Herbert Joos ist nicht nur ein begnadeter Musiker, sondern auch als Zeichner und Maler erfolgreich – im Bild zeichnet er gerade Theaterhaus-Chef Werner Schretzmeier Foto: Thomas Staiber

Herbert Joos ist ein ausgezeichneter Improvisator mit rundem, weichem und substanziellem Flügelhornton. Nun wird er 75, und bei den 28. Osterjazztagen im Theaterhaus bringt ihm der Kärtner Saxofonist Wolfgang Puschnig mit Band und den Amstettner Musikanten ein besonderes Geburtstagsständchen.

- Herr Joos, am 3. April feiern Sie bei den Osterjazztagen im Theaterhaus Ihren 75. Geburtstag mit einem großen Aufgebot. Was darf das Publikum erwarten?
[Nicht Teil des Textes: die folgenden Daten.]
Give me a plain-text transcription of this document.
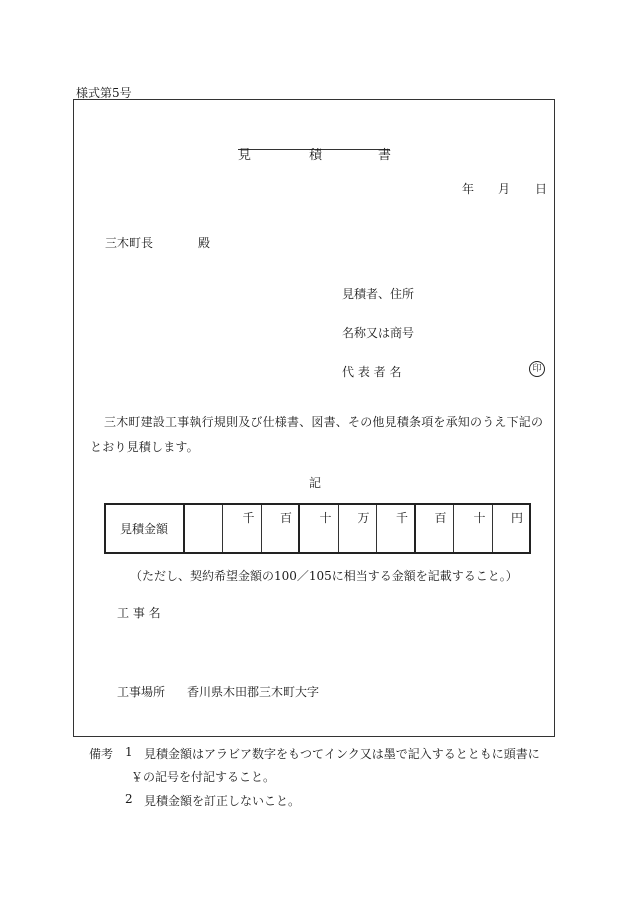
様式第5号
見	積	書
年 月 日
三木町長	殿
見積者、住所
名称又は商号
代 表 者 名	印
三木町建設工事執行規則及び仕様書、図書、その他見積条項を承知のうえ下記のとおり見積します。
記
見積金額		千	百	十	万	千	百	十	円
（ただし、契約希望金額の100／105に相当する金額を記載すること。）
工 事 名
工事場所 香川県木田郡三木町大字
備考 1 見積金額はアラビア数字をもつてインク又は墨で記入するとともに頭書に
￥の記号を付記すること。
2 見積金額を訂正しないこと。
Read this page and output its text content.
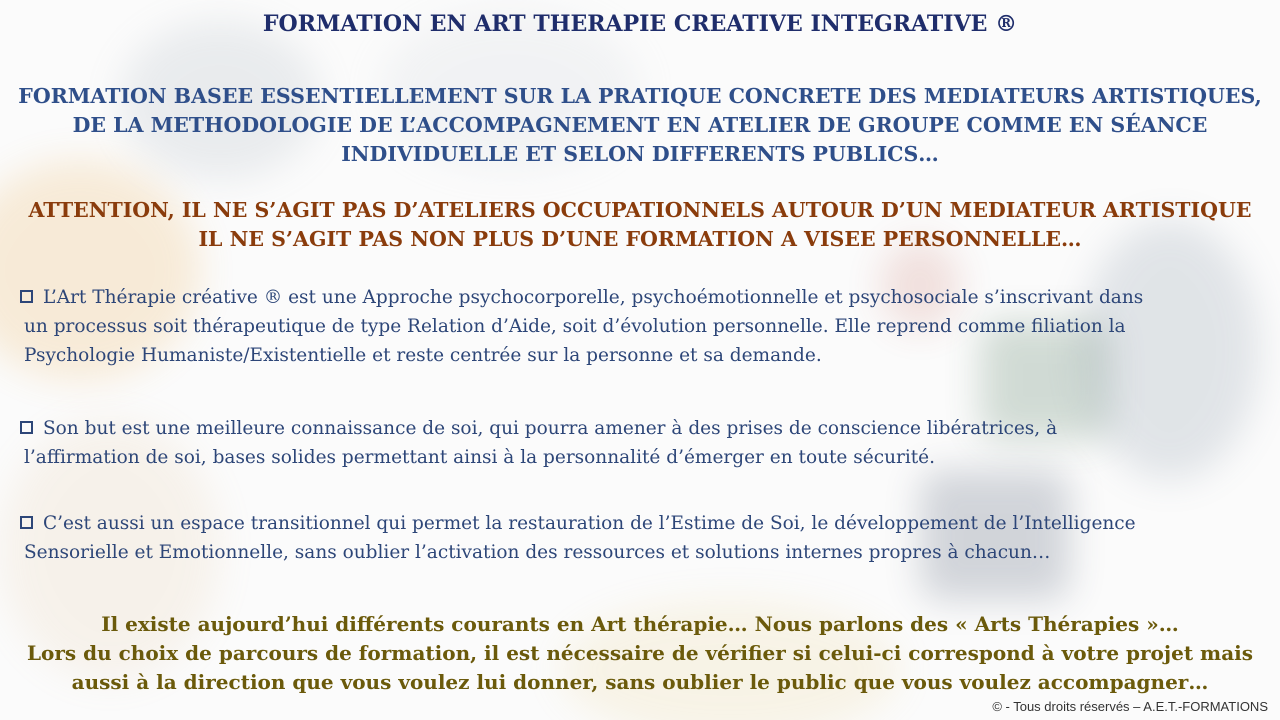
FORMATION EN ART THERAPIE CREATIVE INTEGRATIVE ®
FORMATION BASEE ESSENTIELLEMENT SUR LA PRATIQUE CONCRETE DES MEDIATEURS ARTISTIQUES,
DE LA METHODOLOGIE DE L’ACCOMPAGNEMENT EN ATELIER DE GROUPE COMME EN SÉANCE
INDIVIDUELLE ET SELON DIFFERENTS PUBLICS…
ATTENTION, IL NE S’AGIT PAS D’ATELIERS OCCUPATIONNELS AUTOUR D’UN MEDIATEUR ARTISTIQUE
IL NE S’AGIT PAS NON PLUS D’UNE FORMATION A VISEE PERSONNELLE…
L’Art Thérapie créative ® est une Approche psychocorporelle, psychoémotionnelle et psychosociale s’inscrivant dans
un processus soit thérapeutique de type Relation d’Aide, soit d’évolution personnelle. Elle reprend comme filiation la
Psychologie Humaniste/Existentielle et reste centrée sur la personne et sa demande.
Son but est une meilleure connaissance de soi, qui pourra amener à des prises de conscience libératrices, à
l’affirmation de soi, bases solides permettant ainsi à la personnalité d’émerger en toute sécurité.
C’est aussi un espace transitionnel qui permet la restauration de l’Estime de Soi, le développement de l’Intelligence
Sensorielle et Emotionnelle, sans oublier l’activation des ressources et solutions internes propres à chacun…
Il existe aujourd’hui différents courants en Art thérapie… Nous parlons des « Arts Thérapies »…
Lors du choix de parcours de formation, il est nécessaire de vérifier si celui-ci correspond à votre projet mais
aussi à la direction que vous voulez lui donner, sans oublier le public que vous voulez accompagner…
© - Tous droits réservés – A.E.T.-FORMATIONS
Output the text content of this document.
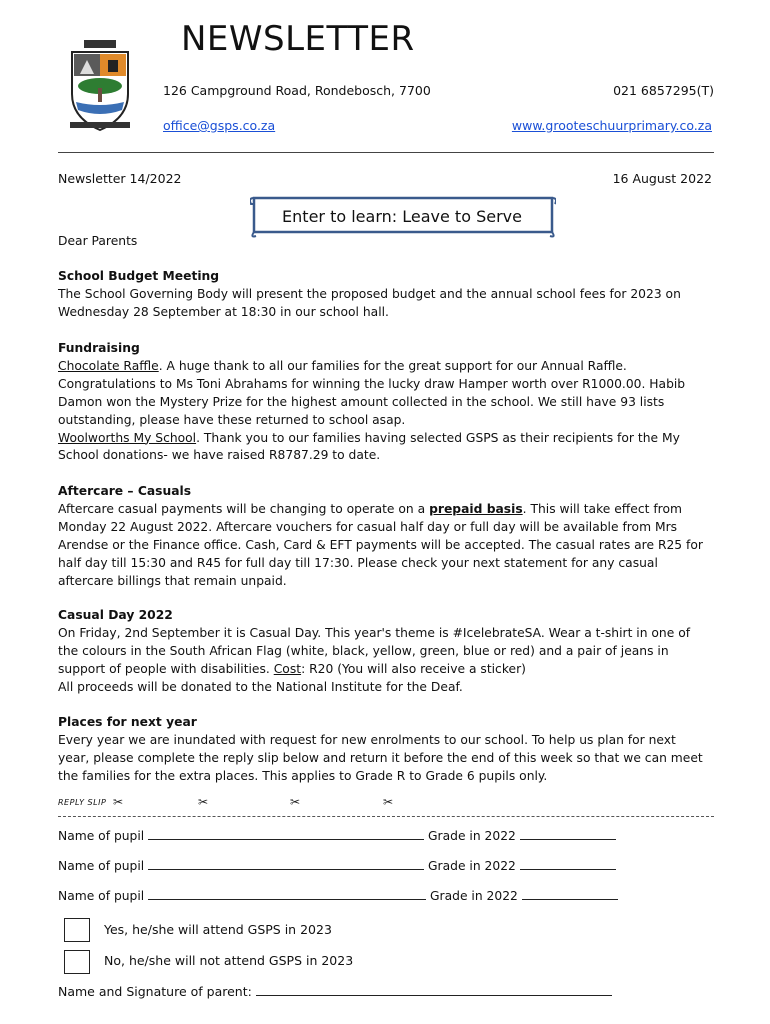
NEWSLETTER
126 Campground Road, Rondebosch, 7700	021 6857295(T)
office@gsps.co.za	www.grooteschuurprimary.co.za
Newsletter 14/2022	16 August 2022
Enter to learn: Leave to Serve
Dear Parents

School Budget Meeting

The School Governing Body will present the proposed budget and the annual school fees for 2023 on

Wednesday 28 September at 18:30 in our school hall.

Fundraising

Chocolate Raffle. A huge thank to all our families for the great support for our Annual Raffle.

Congratulations to Ms Toni Abrahams for winning the lucky draw Hamper worth over R1000.00. Habib

Damon won the Mystery Prize for the highest amount collected in the school. We still have 93 lists

outstanding, please have these returned to school asap.

Woolworths My School. Thank you to our families having selected GSPS as their recipients for the My

School donations- we have raised R8787.29 to date.

Aftercare – Casuals

Aftercare casual payments will be changing to operate on a prepaid basis. This will take effect from

Monday 22 August 2022. Aftercare vouchers for casual half day or full day will be available from Mrs

Arendse or the Finance office. Cash, Card & EFT payments will be accepted. The casual rates are R25 for

half day till 15:30 and R45 for full day till 17:30. Please check your next statement for any casual

aftercare billings that remain unpaid.

Casual Day 2022

On Friday, 2nd September it is Casual Day. This year's theme is #IcelebrateSA. Wear a t-shirt in one of

the colours in the South African Flag (white, black, yellow, green, blue or red) and a pair of jeans in

support of people with disabilities. Cost: R20 (You will also receive a sticker)

All proceeds will be donated to the National Institute for the Deaf.

Places for next year

Every year we are inundated with request for new enrolments to our school. To help us plan for next

year, please complete the reply slip below and return it before the end of this week so that we can meet

the families for the extra places. This applies to Grade R to Grade 6 pupils only.

REPLY SLIP ✂	✂	✂	✂
Name of pupil	Grade in 2022
Name of pupil	Grade in 2022
Name of pupil	Grade in 2022
Yes, he/she will attend GSPS in 2023
No, he/she will not attend GSPS in 2023
Name and Signature of parent:
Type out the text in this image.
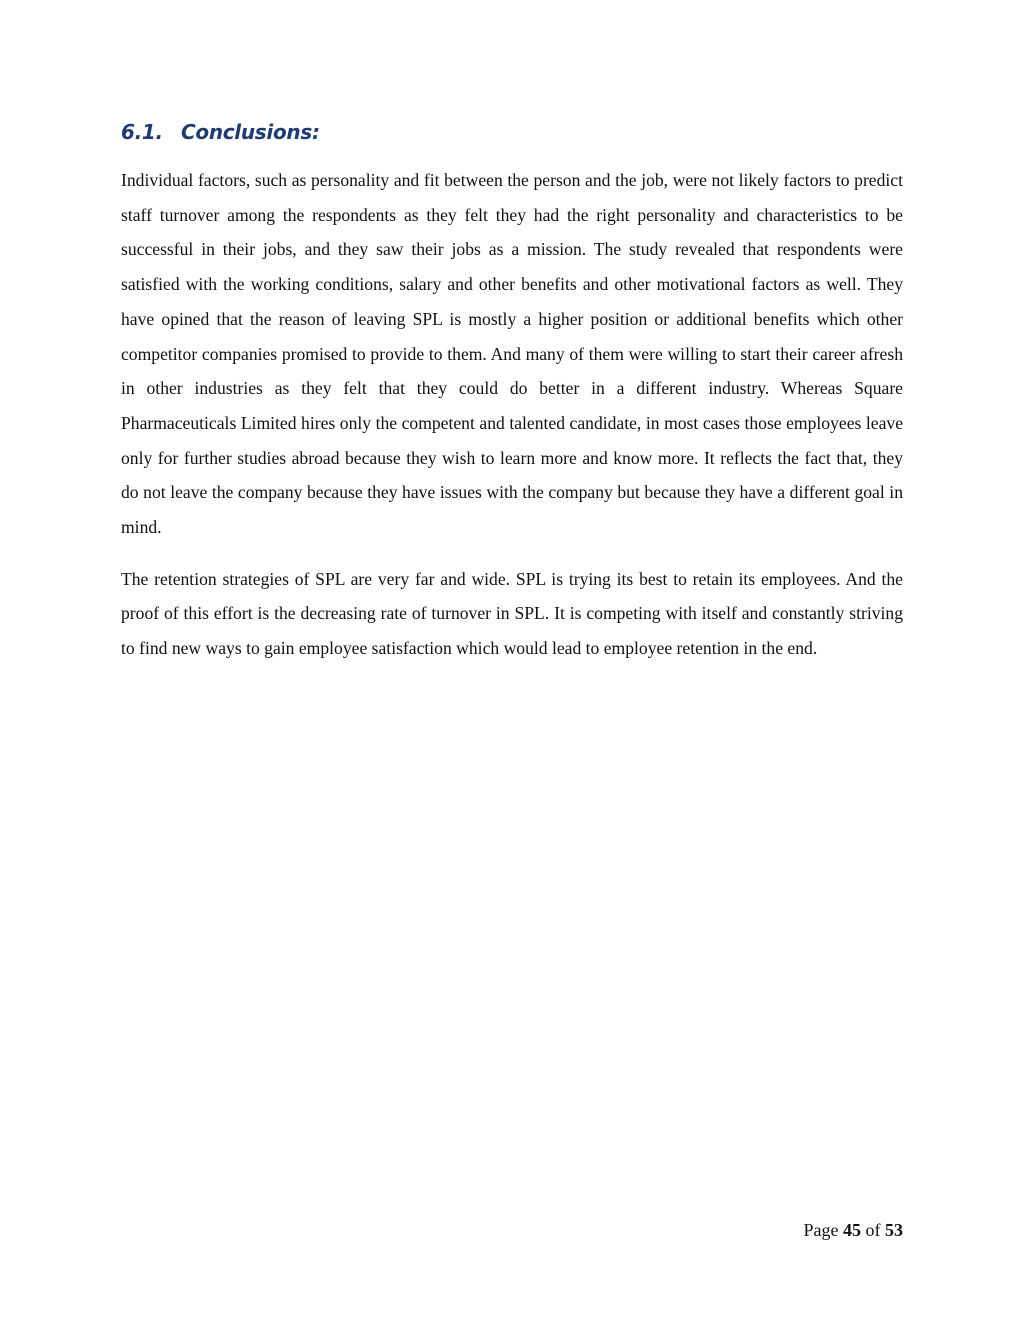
6.1. Conclusions:

Individual factors, such as personality and fit between the person and the job, were not likely factors to predict staff turnover among the respondents as they felt they had the right personality and characteristics to be successful in their jobs, and they saw their jobs as a mission. The study revealed that respondents were satisfied with the working conditions, salary and other benefits and other motivational factors as well. They have opined that the reason of leaving SPL is mostly a higher position or additional benefits which other competitor companies promised to provide to them. And many of them were willing to start their career afresh in other industries as they felt that they could do better in a different industry. Whereas Square Pharmaceuticals Limited hires only the competent and talented candidate, in most cases those employees leave only for further studies abroad because they wish to learn more and know more. It reflects the fact that, they do not leave the company because they have issues with the company but because they have a different goal in mind.

The retention strategies of SPL are very far and wide. SPL is trying its best to retain its employees. And the proof of this effort is the decreasing rate of turnover in SPL. It is competing with itself and constantly striving to find new ways to gain employee satisfaction which would lead to employee retention in the end.

Page 45 of 53
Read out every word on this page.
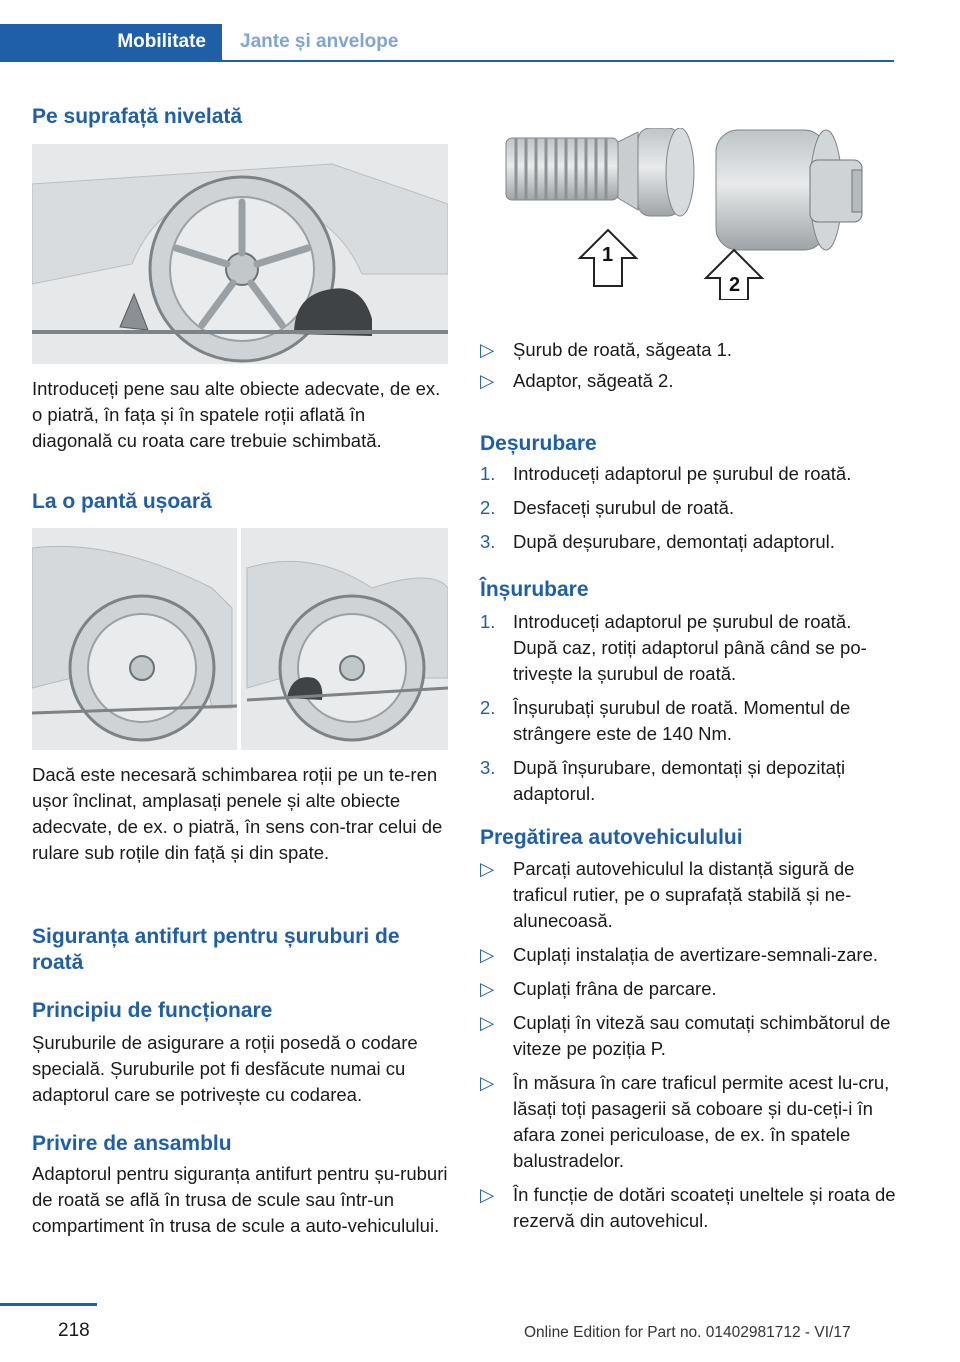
Mobilitate Jante și anvelope
Pe suprafață nivelată

Introduceți pene sau alte obiecte adecvate, de ex. o piatră, în fața și în spatele roții aflată în diagonală cu roata care trebuie schimbată.

La o pantă ușoară

Dacă este necesară schimbarea roții pe un te-ren ușor înclinat, amplasați penele și alte obiecte adecvate, de ex. o piatră, în sens con-trar celui de rulare sub roțile din față și din spate.

Siguranța antifurt pentru șuruburi de roată
Principiu de funcționare

Șuruburile de asigurare a roții posedă o codare specială. Șuruburile pot fi desfăcute numai cu adaptorul care se potrivește cu codarea.

Privire de ansamblu

Adaptorul pentru siguranța antifurt pentru șu-ruburi de roată se află în trusa de scule sau într-un compartiment în trusa de scule a auto-vehiculului.

1
2
▷ Șurub de roată, săgeata 1.
▷ Adaptor, săgeată 2.
Deșurubare
1. Introduceți adaptorul pe șurubul de roată.
2. Desfaceți șurubul de roată.
3. După deșurubare, demontați adaptorul.
Înșurubare
1. Introduceți adaptorul pe șurubul de roată. După caz, rotiți adaptorul până când se po-trivește la șurubul de roată.
2. Înșurubați șurubul de roată. Momentul de strângere este de 140 Nm.
3. După înșurubare, demontați și depozitați adaptorul.
Pregătirea autovehiculului
▷ Parcați autovehiculul la distanță sigură de traficul rutier, pe o suprafață stabilă și ne-alunecoasă.
▷ Cuplați instalația de avertizare-semnali-zare.
▷ Cuplați frâna de parcare.
▷ Cuplați în viteză sau comutați schimbătorul de viteze pe poziția P.
▷ În măsura în care traficul permite acest lu-cru, lăsați toți pasagerii să coboare și du-ceți-i în afara zonei periculoase, de ex. în spatele balustradelor.
▷ În funcție de dotări scoateți uneltele și roata de rezervă din autovehicul.
218	Online Edition for Part no. 01402981712 - VI/17
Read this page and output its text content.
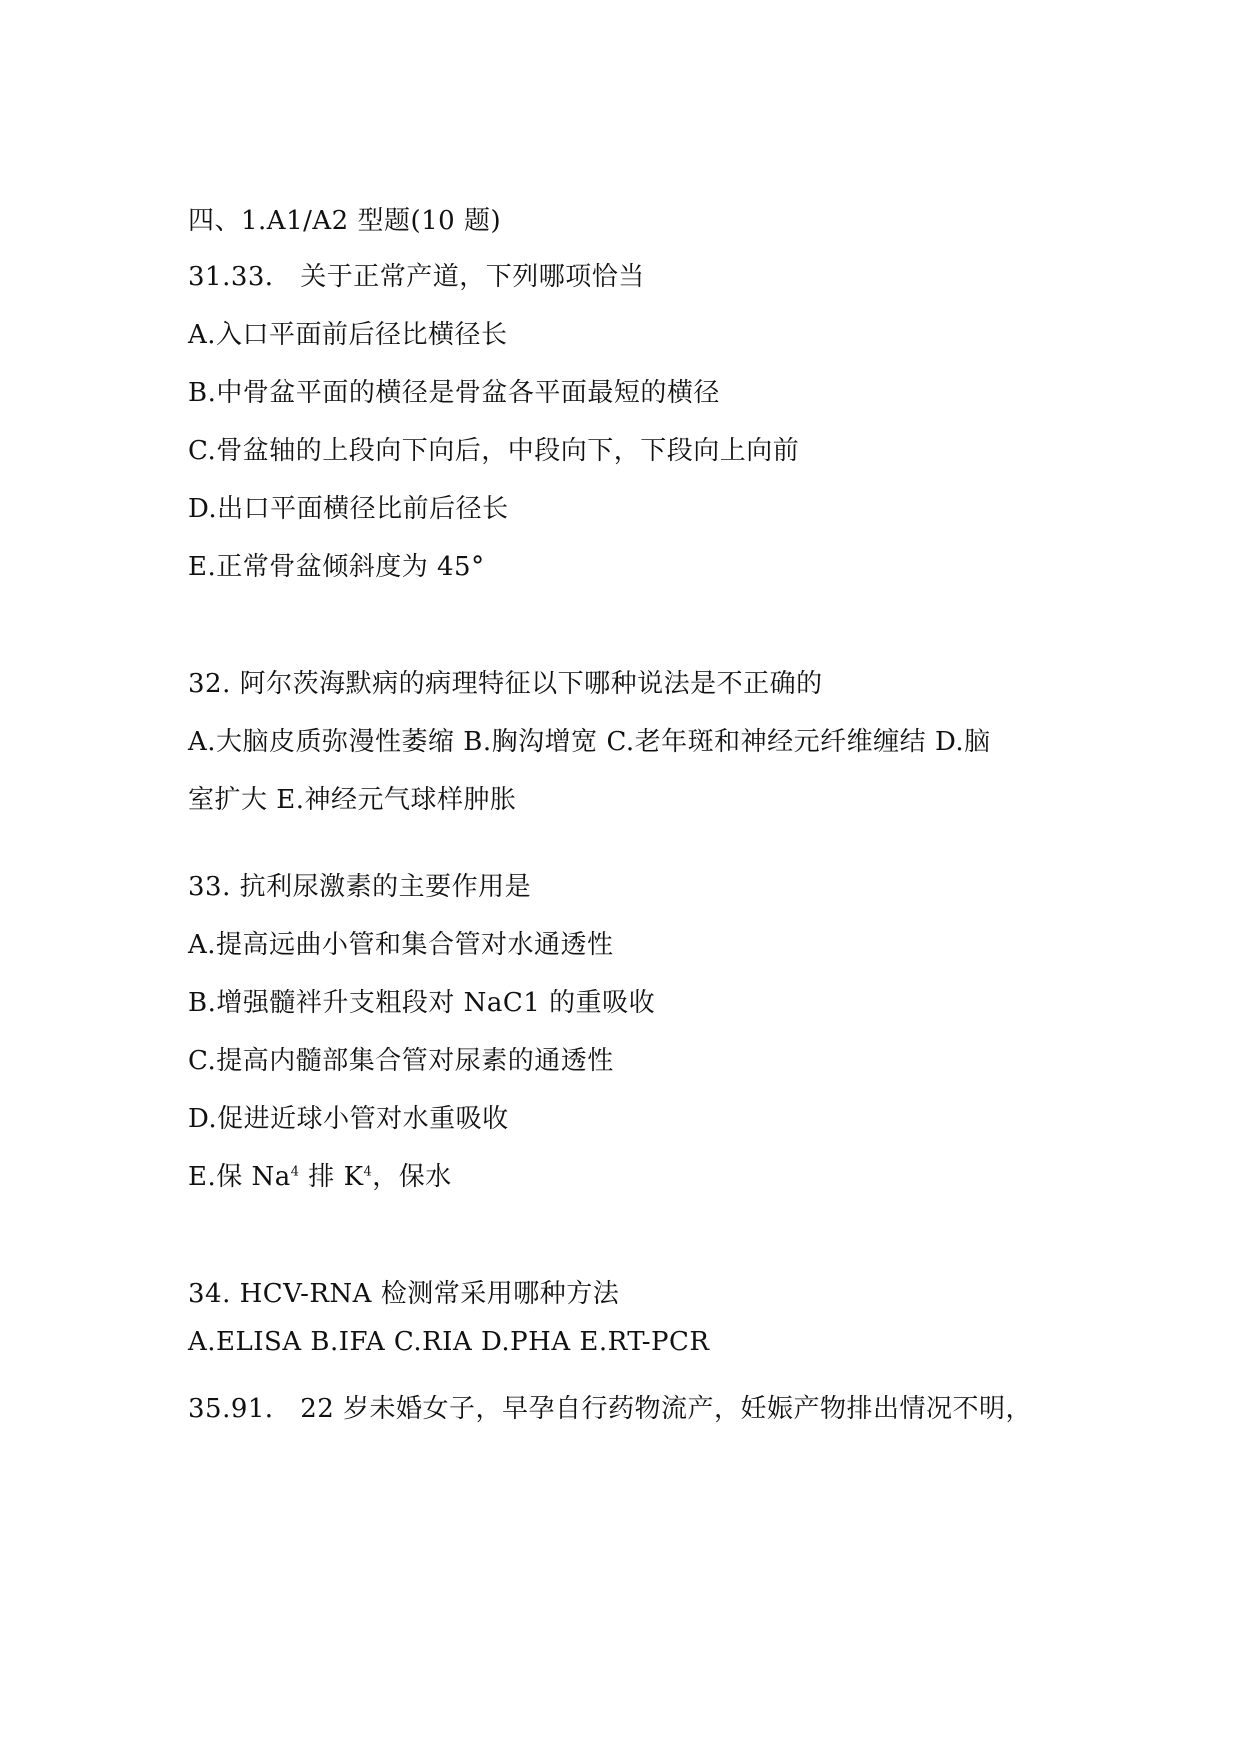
四、1.A1/A2 型题(10 题)
31.33． 关于正常产道，下列哪项恰当
A.入口平面前后径比横径长
B.中骨盆平面的横径是骨盆各平面最短的横径
C.骨盆轴的上段向下向后，中段向下，下段向上向前
D.出口平面横径比前后径长
E.正常骨盆倾斜度为 45°
32. 阿尔茨海默病的病理特征以下哪种说法是不正确的
A.大脑皮质弥漫性萎缩 B.胸沟增宽 C.老年斑和神经元纤维缠结 D.脑
室扩大 E.神经元气球样肿胀
33. 抗利尿激素的主要作用是
A.提高远曲小管和集合管对水通透性
B.增强髓袢升支粗段对 NaC1 的重吸收
C.提高内髓部集合管对尿素的通透性
D.促进近球小管对水重吸收
E.保 Na$^4$ 排 $K^4$，保水
34. HCV-RNA 检测常采用哪种方法
A.ELISA B.IFA C.RIA D.PHA E.RT-PCR
35.91． 22 岁未婚女子，早孕自行药物流产，妊娠产物排出情况不明，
Die ganze Band freut sich auf den Auftritt im Theaterhaus. „Blaskapelle“ und „ Jazz“ hört sich nach Klamauk an. Aber Humor mit musikalischer Substanz trifft’s besser. Wir sollten bitte nie in Schubladen denken, sondern Ohren, Geist und Herzen öffnen!
Mit 75 Jahren sind viele Körner durch die Sanduhr des Lebens geflossen, und man neigt dazu zurückzuschauen. Verraten Sie uns, wie alles begann! Wie wurde Ihre Künstlernatur entdeckt?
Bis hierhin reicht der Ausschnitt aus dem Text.